Sunday, September 10, 2006

Welcome to muSE

Hello and welcome to muSE.

I wrote this Scheme dialect with the intention of having a simple small foot print engine that one can use as an expressive embedded extension language. The company I work for has allowed me to publish muSE under very liberal open-source license terms.

Selling points -
  • Easy to use and reasonably documented C embedding API.
  • Closed execution environment - instabilities won't leak into your system unlike an environment that uses the Boehm garbage collector.
  • Fairly small foot print - WIN32 executable is about 80KB including diagnostics.
  • 64-bit ready - muSE integers are always 64-bit and 64-bit pointers are just a recompile away.
  • Unicode throughout - Exclusively uses 16-bit characters internally, supports (only) UTF-8 for I/O.
  • Fast enough as a glue language (at least for us). Startup/shutdown times are also quite fast due to the minimal language.
  • Suitable for creating simple DSLs.
  • Some novel/experimental features -
    • Simple notation for read-time code evaluation.
    • First class reader macros that expand tail-first.
    • Dynamic or lexical scoping - you choose according to your need.
    • Diagnostics that make spell-check-like suggestions.
    • Experimental support for ez2scm syntax.
What muSE is not -
  • A full R5RS compliant Scheme.
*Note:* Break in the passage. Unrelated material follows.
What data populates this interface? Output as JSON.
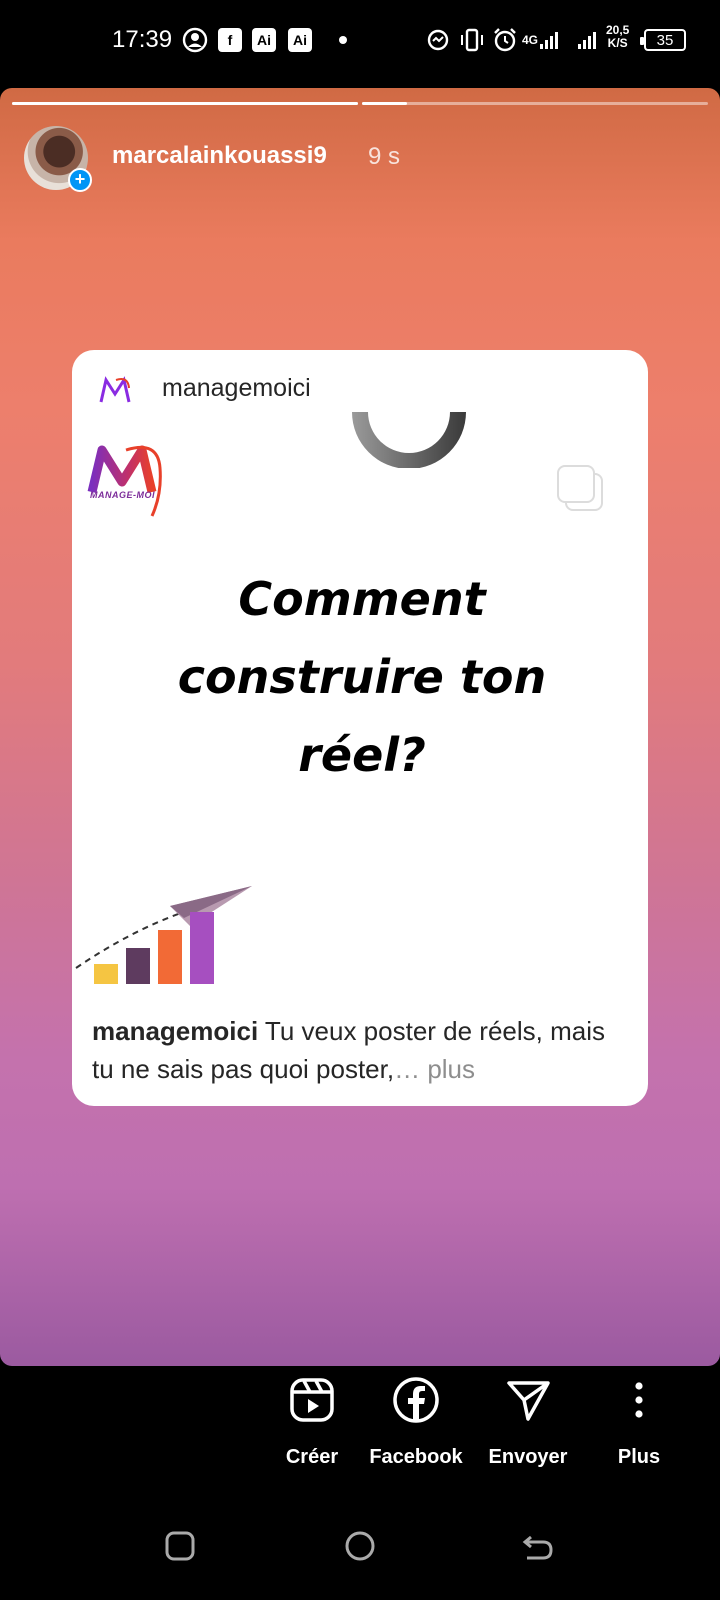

We don't need full support because the runtime is expected to be aggresively extended using C/C++ depending on the usage context. Basics are however covered - map, for-each, list manipulations, closures, call/cc, vectors, hashtables, ports, etc. are in there. If you're looking for a full R5RS Scheme, try MzScheme which is supported by the wonderful DrScheme IDE.
  • A coffee maker that toasts bagels to boot.